Speed Limits on Trump’s Infrastructure Drive: Federal Laws, Rare Species and Nimbys Environmental regulations and neighborhood opposition routinely bog down projects and will likely constrain the administration’s plan to spend $1 trillion on ‘highways, bridges, tunnels, airports’ By David Harrison

https://www.wsj.com/articles/speed-limits-on-trumps-infrastructure-drive-federal-laws-rare-species-and-nimbys-1486931892

Almost sixty years ago, officials at California’s transportation department unveiled a plan to build a six-mile freeway extension in Los Angeles County.

They are still working on it.

During the 1960s, the road plan appeared on track. In the 1970s, new environmental laws required voluminous studies and sparked legal fights between the neighboring towns of South Pasadena and Alhambra, which lie along its intended path. The project remains under review.

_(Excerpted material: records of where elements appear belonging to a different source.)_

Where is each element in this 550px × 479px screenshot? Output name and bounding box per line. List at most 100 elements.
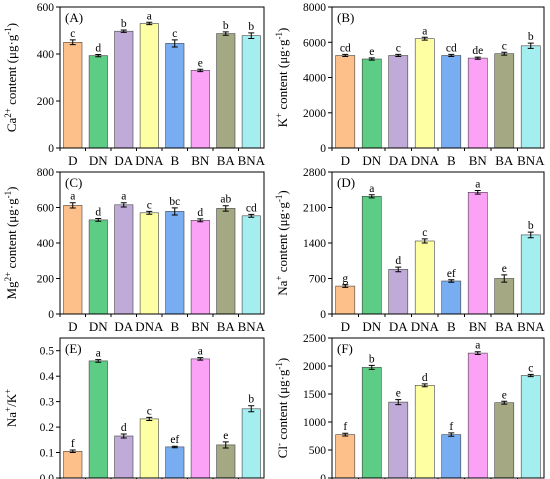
error-bar: [146, 21, 153, 26]
bar-bn: [190, 220, 210, 315]
significance-label: f: [343, 421, 347, 433]
y-tick-label: 500: [309, 445, 327, 457]
error-bar: [95, 54, 102, 58]
error-bar: [342, 53, 349, 57]
significance-label: a: [422, 25, 427, 37]
error-bar: [501, 400, 508, 405]
error-bar: [120, 29, 127, 33]
significance-label: b: [528, 31, 534, 43]
bar-da: [388, 401, 409, 479]
bar-b: [441, 55, 462, 149]
bar-ba: [216, 33, 236, 149]
error-bar: [368, 57, 375, 61]
error-bar: [395, 53, 402, 57]
bar-d: [63, 450, 83, 479]
significance-label: b: [369, 353, 375, 365]
y-tick-label: 600: [37, 203, 55, 215]
category-label: BNA: [517, 319, 545, 334]
y-axis-label: Cl- content (μg·g-1): [274, 358, 290, 459]
significance-label: d: [121, 422, 127, 434]
significance-label: b: [528, 220, 534, 232]
significance-label: b: [223, 20, 229, 32]
bar-b: [165, 43, 185, 149]
bar-bna: [520, 375, 541, 479]
y-tick-label: 0.3: [40, 397, 55, 409]
error-bar: [171, 207, 178, 216]
panel-label: (B): [337, 10, 354, 25]
error-bar: [95, 359, 102, 363]
bar-dna: [414, 38, 435, 149]
category-label: B: [447, 153, 456, 168]
error-bar: [448, 279, 455, 283]
bar-dna: [139, 418, 159, 479]
bar-b: [165, 446, 185, 479]
bar-dn: [88, 360, 108, 479]
error-bar: [146, 210, 153, 215]
significance-label: de: [472, 45, 483, 57]
chart-panel-d: g Da DN d DA c DNA ef Ba BN e BA b BNA 0 700 1400 2100 280…: [274, 167, 545, 334]
category-label: DA: [389, 153, 408, 168]
category-label: BNA: [238, 319, 266, 334]
bar-b: [441, 280, 462, 315]
significance-label: d: [422, 372, 428, 384]
bar-dna: [414, 240, 435, 315]
significance-label: d: [95, 43, 101, 55]
bar-dna: [414, 384, 435, 479]
bar-bn: [467, 192, 488, 315]
bar-dn: [361, 367, 382, 479]
y-tick-label: 400: [37, 49, 55, 61]
y-tick-label: 2100: [303, 203, 326, 215]
bar-ba: [494, 53, 515, 149]
y-tick-label: 0.2: [40, 422, 55, 434]
significance-label: a: [369, 183, 374, 195]
category-label: DNA: [411, 153, 440, 168]
bar-bna: [241, 35, 261, 149]
category-label: D: [68, 319, 77, 334]
significance-label: ef: [447, 268, 456, 280]
panel-label: (C): [65, 175, 82, 190]
category-label: DNA: [411, 319, 440, 334]
y-axis-label: Na+ content (μg·g-1): [274, 190, 290, 296]
category-label: D: [341, 153, 350, 168]
category-label: BNA: [238, 153, 266, 168]
significance-label: a: [121, 191, 126, 203]
significance-label: b: [248, 394, 254, 406]
bar-dna: [139, 212, 159, 315]
significance-label: f: [449, 421, 453, 433]
y-tick-label: 0: [48, 143, 54, 155]
significance-label: g: [342, 273, 348, 285]
significance-label: d: [395, 255, 401, 267]
error-bar: [69, 39, 76, 46]
significance-label: a: [198, 346, 203, 358]
significance-label: c: [70, 28, 75, 40]
error-bar: [395, 399, 402, 406]
bar-dn: [88, 55, 108, 149]
bar-bn: [467, 352, 488, 479]
significance-label: bc: [169, 196, 180, 208]
error-bar: [171, 39, 178, 48]
category-label: BA: [217, 319, 236, 334]
bar-d: [335, 285, 356, 315]
category-label: BN: [469, 319, 488, 334]
category-label: BN: [191, 153, 210, 168]
category-label: DNA: [135, 153, 164, 168]
bar-ba: [494, 278, 515, 315]
error-bar: [421, 36, 428, 41]
error-bar: [527, 231, 534, 239]
category-label: DN: [362, 319, 381, 334]
error-bar: [474, 190, 481, 195]
significance-label: c: [147, 199, 152, 211]
bar-bna: [520, 45, 541, 149]
y-axis-label: Ca2+ content (μg·g-1): [3, 23, 19, 132]
y-tick-label: 0.0: [40, 473, 55, 479]
category-label: DN: [362, 153, 381, 168]
y-tick-label: 200: [37, 96, 55, 108]
y-tick-label: 0: [320, 473, 326, 479]
category-label: DN: [89, 319, 108, 334]
chart-panel-f: fDbDNeDAdDNAfBaBNeBAcBNA0500100015002000…: [274, 333, 545, 479]
bar-da: [388, 269, 409, 315]
panel-label: (F): [337, 341, 353, 356]
significance-label: c: [502, 40, 507, 52]
bar-b: [165, 211, 185, 315]
category-label: DNA: [135, 319, 164, 334]
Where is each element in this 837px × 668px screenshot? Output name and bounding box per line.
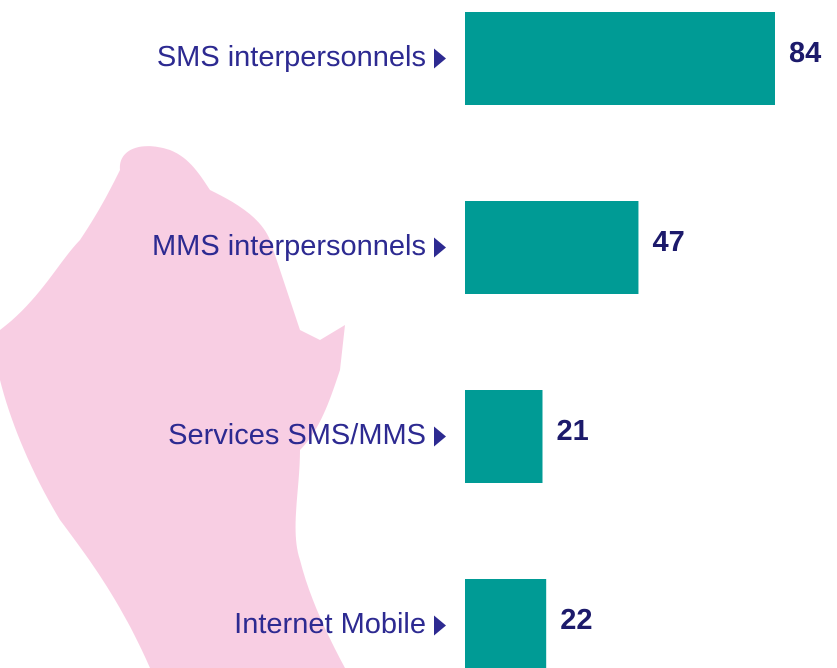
value-label: 84 (789, 37, 821, 69)
bar (465, 390, 543, 483)
category-label: Services SMS/MMS (168, 419, 426, 451)
bar (465, 579, 547, 668)
background-silhouette (0, 146, 345, 668)
pointer-triangle (434, 237, 446, 258)
pointer-triangle (434, 48, 446, 69)
pointer-triangle (434, 426, 446, 447)
value-label: 47 (652, 226, 684, 258)
bar (465, 12, 775, 105)
value-label: 22 (560, 604, 592, 636)
bar (465, 201, 639, 294)
category-label: MMS interpersonnels (152, 230, 426, 262)
pointer-triangle (434, 615, 446, 636)
value-label: 21 (557, 415, 589, 447)
category-label: Internet Mobile (234, 608, 426, 640)
category-label: SMS interpersonnels (157, 41, 426, 73)
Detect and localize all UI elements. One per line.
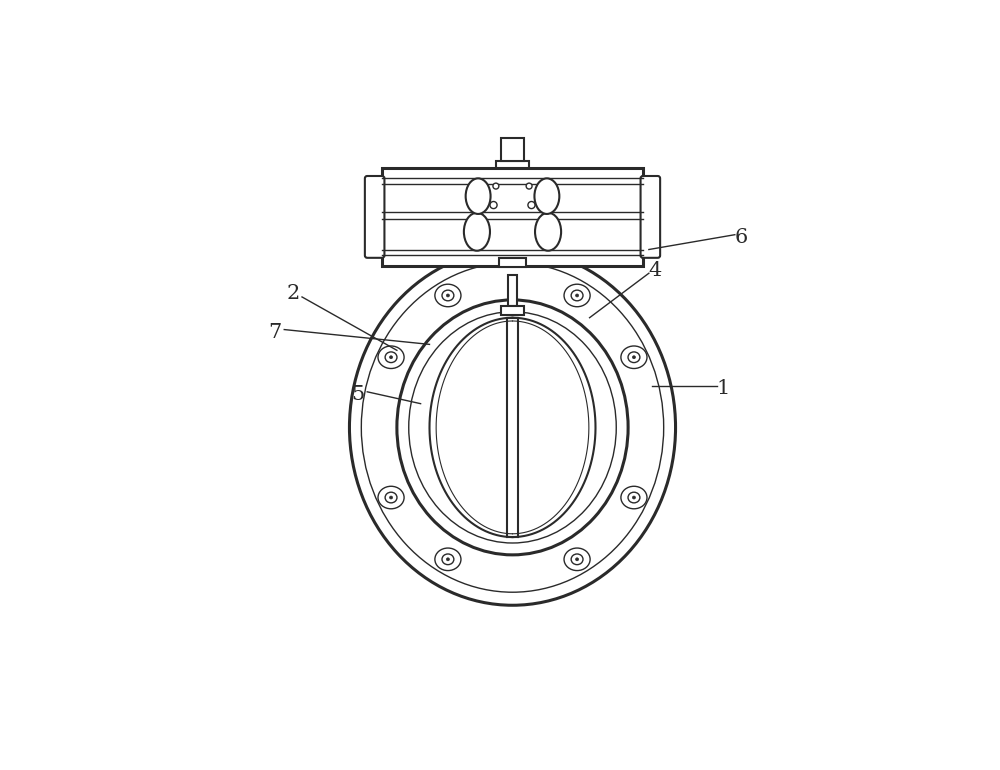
Ellipse shape (528, 202, 535, 209)
Ellipse shape (349, 249, 676, 605)
Ellipse shape (632, 356, 635, 359)
Ellipse shape (466, 179, 491, 214)
Ellipse shape (576, 294, 579, 297)
Ellipse shape (435, 548, 461, 571)
Bar (508, 275, 517, 306)
Ellipse shape (378, 346, 404, 369)
Ellipse shape (397, 300, 628, 555)
Bar (501, 306, 524, 315)
Ellipse shape (446, 557, 449, 561)
Ellipse shape (564, 548, 590, 571)
Bar (382, 168, 643, 266)
Ellipse shape (571, 290, 583, 301)
Text: 5: 5 (352, 385, 365, 404)
Ellipse shape (526, 183, 532, 189)
Ellipse shape (628, 492, 640, 503)
Ellipse shape (632, 496, 635, 499)
FancyBboxPatch shape (641, 176, 660, 258)
Text: 1: 1 (716, 380, 730, 398)
Ellipse shape (446, 294, 449, 297)
Ellipse shape (390, 496, 393, 499)
Ellipse shape (490, 202, 497, 209)
Ellipse shape (385, 492, 397, 503)
Text: 2: 2 (287, 284, 300, 303)
Ellipse shape (390, 356, 393, 359)
Text: 6: 6 (734, 228, 747, 247)
Bar (499, 259, 526, 266)
Ellipse shape (571, 554, 583, 564)
Ellipse shape (564, 284, 590, 306)
Ellipse shape (534, 179, 559, 214)
Ellipse shape (493, 183, 499, 189)
Text: 7: 7 (269, 323, 282, 342)
Ellipse shape (442, 554, 454, 564)
Bar (496, 161, 529, 168)
Ellipse shape (621, 346, 647, 369)
FancyBboxPatch shape (365, 176, 384, 258)
Bar (501, 139, 524, 161)
Ellipse shape (576, 557, 579, 561)
Ellipse shape (621, 487, 647, 509)
Ellipse shape (628, 352, 640, 363)
Text: 4: 4 (648, 261, 661, 280)
Ellipse shape (535, 213, 561, 251)
Ellipse shape (435, 284, 461, 306)
Ellipse shape (442, 290, 454, 301)
Ellipse shape (464, 213, 490, 251)
Ellipse shape (385, 352, 397, 363)
Ellipse shape (378, 487, 404, 509)
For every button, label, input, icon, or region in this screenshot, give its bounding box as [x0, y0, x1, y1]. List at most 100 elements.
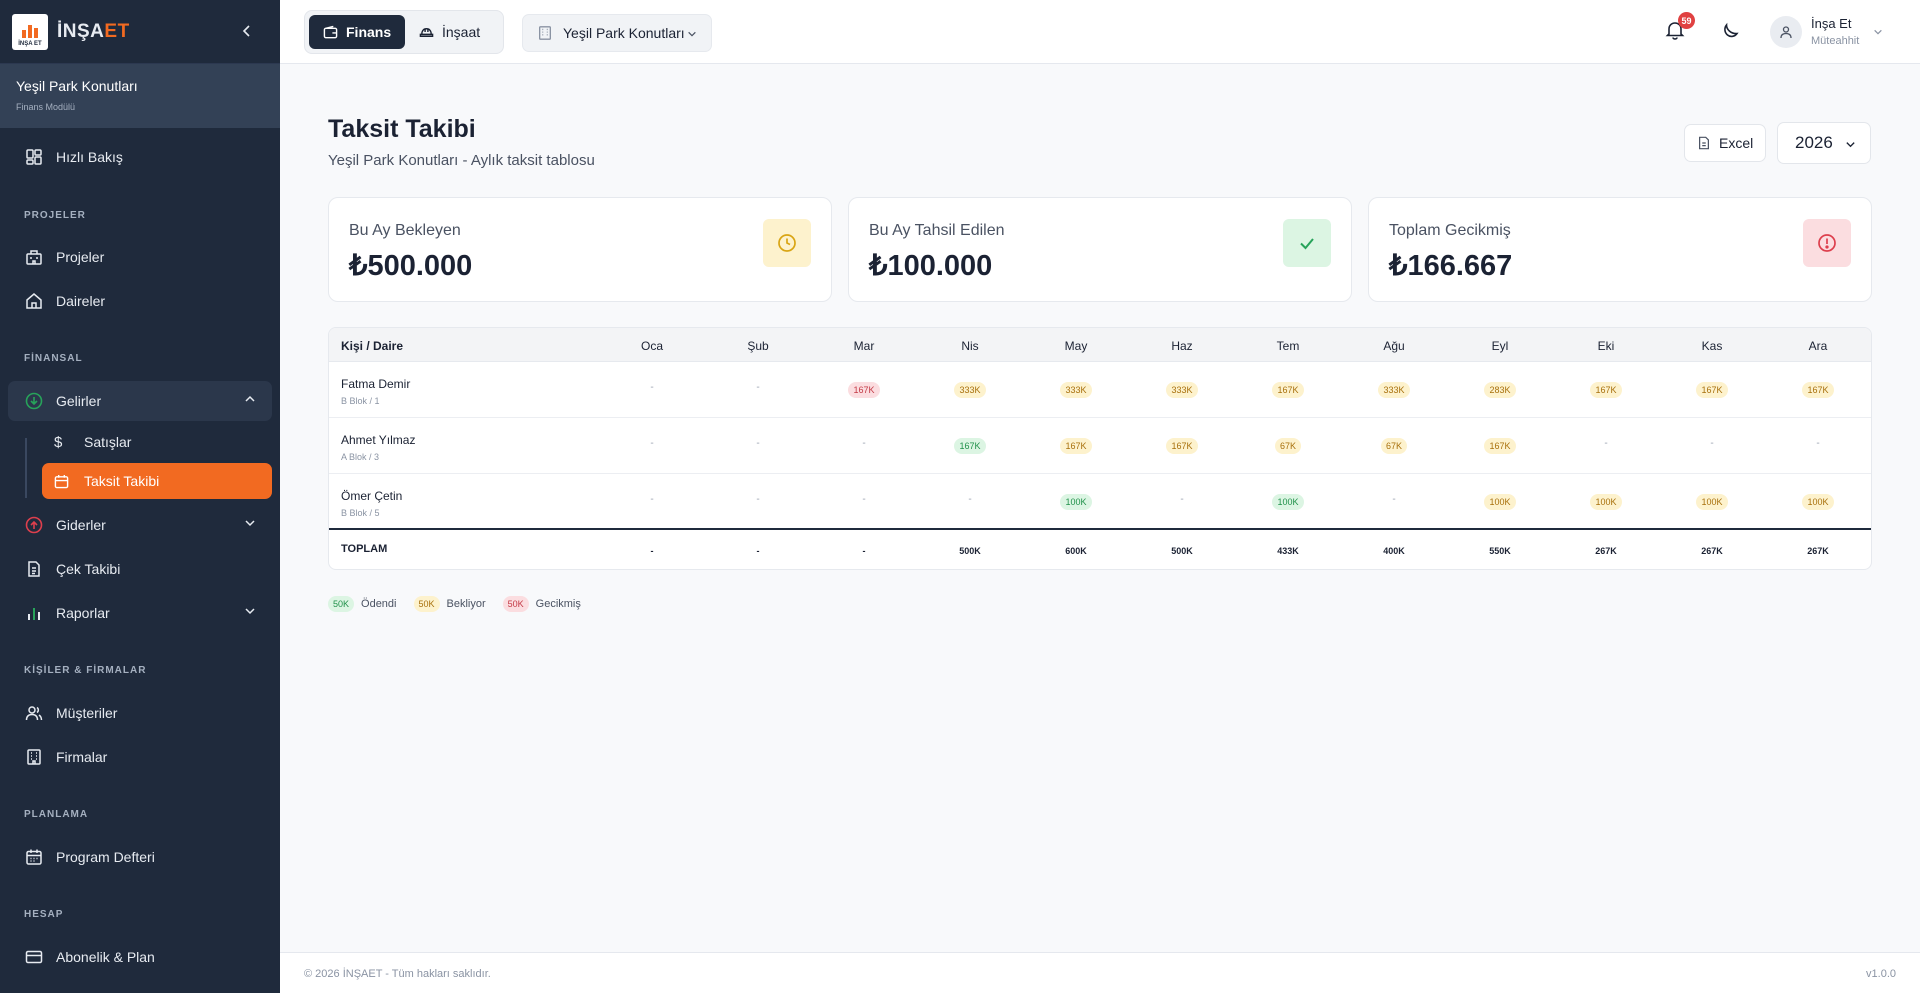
- installment-cell: -: [930, 494, 1010, 505]
- sidebar-item-customers[interactable]: Müşteriler: [8, 693, 272, 733]
- installment-cell[interactable]: 100K: [1460, 494, 1540, 510]
- notifications-button[interactable]: [1664, 19, 1690, 45]
- sidebar-item-companies[interactable]: Firmalar: [8, 737, 272, 777]
- installment-pill[interactable]: 167K: [1060, 438, 1092, 454]
- tab-finance[interactable]: Finans: [309, 15, 406, 49]
- installment-cell[interactable]: 283K: [1460, 382, 1540, 398]
- total-cell: 267K: [1595, 546, 1617, 556]
- installment-pill[interactable]: 67K: [1274, 438, 1301, 454]
- installment-cell[interactable]: 100K: [1036, 494, 1116, 510]
- installment-cell[interactable]: 167K: [1036, 438, 1116, 454]
- empty-value: -: [650, 494, 654, 505]
- collapse-sidebar-button[interactable]: [236, 20, 258, 42]
- installment-pill[interactable]: 167K: [848, 382, 880, 398]
- installment-pill[interactable]: 333K: [954, 382, 986, 398]
- table-header: Kişi / Daire Oca Şub Mar Nis May Haz Tem Ağu Eyl…: [329, 328, 1871, 362]
- sidebar-item-income[interactable]: Gelirler: [8, 381, 272, 421]
- installment-cell: -: [1778, 438, 1858, 449]
- logo: İNŞA ET: [12, 13, 48, 50]
- current-project[interactable]: Yeşil Park Konutları Finans Modülü: [0, 64, 280, 128]
- column-header-month: Oca: [640, 339, 663, 353]
- installment-pill[interactable]: 333K: [1378, 382, 1410, 398]
- sidebar-item-expenses[interactable]: Giderler: [8, 505, 272, 545]
- installment-pill[interactable]: 167K: [1696, 382, 1728, 398]
- card-pending: Bu Ay Bekleyen ₺500.000: [328, 197, 832, 302]
- installment-pill[interactable]: 167K: [954, 438, 986, 454]
- installment-cell[interactable]: 167K: [1248, 382, 1328, 398]
- installment-cell[interactable]: 167K: [1142, 438, 1222, 454]
- bar-chart-icon: [24, 603, 44, 623]
- installment-pill[interactable]: 67K: [1380, 438, 1407, 454]
- sidebar-item-program[interactable]: Program Defteri: [8, 837, 272, 877]
- avatar[interactable]: [1770, 16, 1802, 48]
- installment-cell[interactable]: 100K: [1248, 494, 1328, 510]
- legend-pill: 50K: [502, 596, 529, 612]
- installment-pill[interactable]: 167K: [1484, 438, 1516, 454]
- office-building-icon: [24, 747, 44, 767]
- installment-cell[interactable]: 167K: [1778, 382, 1858, 398]
- card-label: Bu Ay Tahsil Edilen: [869, 222, 1005, 239]
- total-cell: -: [756, 546, 760, 556]
- installment-pill[interactable]: 333K: [1166, 382, 1198, 398]
- installment-pill[interactable]: 167K: [1802, 382, 1834, 398]
- installment-cell[interactable]: 333K: [930, 382, 1010, 398]
- sidebar-item-projects[interactable]: Projeler: [8, 237, 272, 277]
- installment-cell[interactable]: 167K: [1460, 438, 1540, 454]
- empty-value: -: [756, 494, 760, 505]
- theme-toggle[interactable]: [1720, 20, 1742, 47]
- installment-pill[interactable]: 100K: [1484, 494, 1516, 510]
- installment-cell[interactable]: 167K: [824, 382, 904, 398]
- tab-construction[interactable]: İnşaat: [405, 15, 494, 49]
- sidebar-item-quick-view[interactable]: Hızlı Bakış: [8, 137, 272, 177]
- sidebar-item-checks[interactable]: Çek Takibi: [8, 549, 272, 589]
- installment-pill[interactable]: 167K: [1272, 382, 1304, 398]
- sidebar-item-subscription[interactable]: Abonelik & Plan: [8, 937, 272, 977]
- installment-pill[interactable]: 100K: [1590, 494, 1622, 510]
- installment-pill[interactable]: 283K: [1484, 382, 1516, 398]
- installment-cell[interactable]: 333K: [1142, 382, 1222, 398]
- section-account: HESAP: [24, 909, 64, 920]
- sidebar-item-label: Raporlar: [56, 605, 110, 621]
- sidebar-item-installments[interactable]: Taksit Takibi: [42, 463, 272, 499]
- chevron-down-icon: [245, 608, 255, 615]
- installment-pill[interactable]: 167K: [1166, 438, 1198, 454]
- installment-pill[interactable]: 100K: [1272, 494, 1304, 510]
- installment-pill[interactable]: 100K: [1802, 494, 1834, 510]
- sidebar-item-reports[interactable]: Raporlar: [8, 593, 272, 633]
- table-row[interactable]: Ömer Çetin B Blok / 5 - - - - 100K - 100K - 100K 10…: [329, 474, 1871, 530]
- installment-cell[interactable]: 167K: [1566, 382, 1646, 398]
- unit-label: A Blok / 3: [341, 452, 380, 462]
- installment-cell[interactable]: 333K: [1354, 382, 1434, 398]
- total-cell: 550K: [1489, 546, 1511, 556]
- total-label: TOPLAM: [341, 543, 388, 555]
- legend-pill: 50K: [328, 596, 355, 612]
- project-select[interactable]: Yeşil Park Konutları: [522, 14, 712, 52]
- document-icon: [24, 559, 44, 579]
- installment-pill[interactable]: 100K: [1060, 494, 1092, 510]
- installment-cell[interactable]: 67K: [1354, 438, 1434, 454]
- tab-construction-label: İnşaat: [442, 24, 481, 40]
- installment-cell[interactable]: 100K: [1778, 494, 1858, 510]
- installment-cell[interactable]: 167K: [930, 438, 1010, 454]
- installment-cell[interactable]: 100K: [1566, 494, 1646, 510]
- sidebar-item-units[interactable]: Daireler: [8, 281, 272, 321]
- table-row[interactable]: Fatma Demir B Blok / 1 - - 167K 333K 333K 333K 1…: [329, 362, 1871, 418]
- column-header-month: Nis: [961, 339, 979, 353]
- chevron-left-icon: [242, 25, 250, 37]
- installment-cell[interactable]: 167K: [1672, 382, 1752, 398]
- installment-pill[interactable]: 333K: [1060, 382, 1092, 398]
- installment-pill[interactable]: 100K: [1696, 494, 1728, 510]
- installment-cell: -: [824, 494, 904, 505]
- legend-pill: 50K: [413, 596, 440, 612]
- sidebar-item-sales[interactable]: $ Satışlar: [42, 424, 272, 460]
- installment-cell[interactable]: 333K: [1036, 382, 1116, 398]
- excel-export-button[interactable]: Excel: [1684, 124, 1766, 162]
- installment-pill[interactable]: 167K: [1590, 382, 1622, 398]
- table-row[interactable]: Ahmet Yılmaz A Blok / 3 - - - 167K 167K 167K 67K…: [329, 418, 1871, 474]
- year-select[interactable]: 2026: [1777, 122, 1871, 164]
- check-icon: [1283, 219, 1331, 267]
- installment-cell[interactable]: 67K: [1248, 438, 1328, 454]
- installment-cell[interactable]: 100K: [1672, 494, 1752, 510]
- current-project-name: Yeşil Park Konutları: [16, 78, 138, 94]
- calendar-grid-icon: [24, 847, 44, 867]
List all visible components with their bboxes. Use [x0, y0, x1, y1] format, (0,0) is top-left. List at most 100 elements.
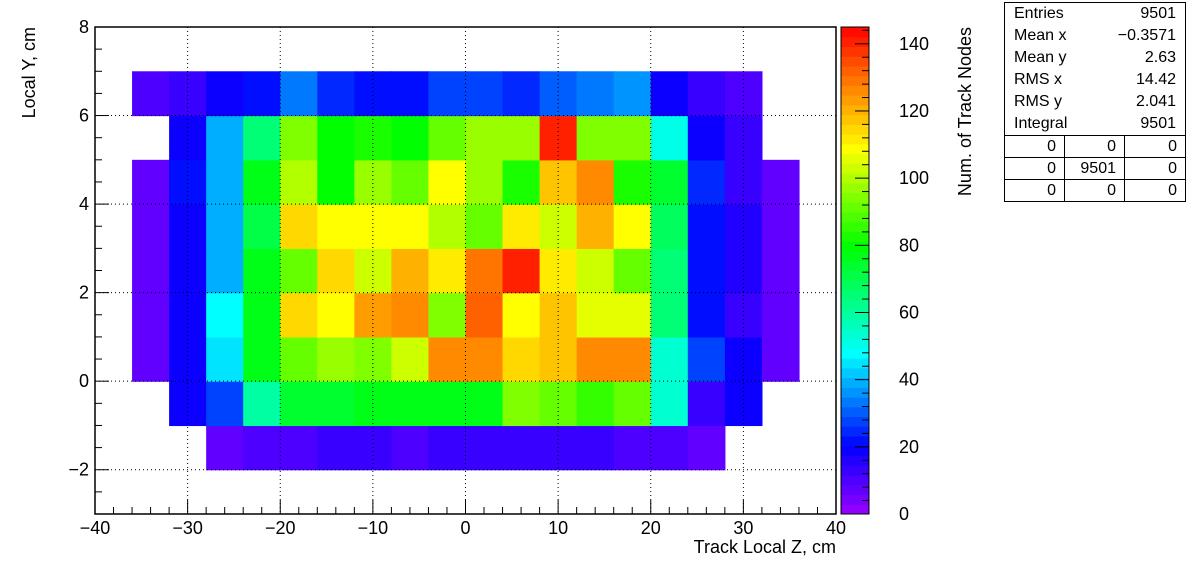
- heatmap-cell: [132, 336, 170, 382]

 “I am totally for the national and statewide environmental laws,” said Hasan Ikhrata, executive director of the Southern California Association of Governments, who supports the extension project. Still, “sometimes it gets to be ridiculous.”
Many lawmakers and economists agree with President Donald Trump that America needs to fix a backlog of infrastructure needs, which the Transportation Department pegs at $926 billion. There’s a similar agreement that conservation and preservation laws have helped mitigate damage on neighborhoods and the environment.

A tour through of the nation’s thorniest infrastructure struggles shows how these two goals are often in conflict. As a result, long, costly reviews and legal battles will likely confront Mr. Trump’s efforts, just as they delayed much of President Barack Obama’s 2009 economic-stimulus efforts.

“You would have to fix some of these issues” said McKinsey & Co. partner Tyler Duvall, a DOT assistant secretary for policy in the George W. Bush administration, “in order to get the money into the system in a productive way.”

The president has yet to reveal details of his plan. On Jan. 24, Mr. Trump issued an executive order calling for expedited reviews on “high priority” projects. Before signing, he said: “We can’t be in an environmental process for 15 years if a bridge is going to be falling down or if a highway is crumbling.”

Any significant new infrastructure-spending package would have to clear Congress. And executive orders alone won’t do much to change a well-entrenched four-decade-old regulatory process, said Philip Howard, chairman of Common Good, a think tank favoring looser federal regulation. The White House didn’t respond to requests for comment.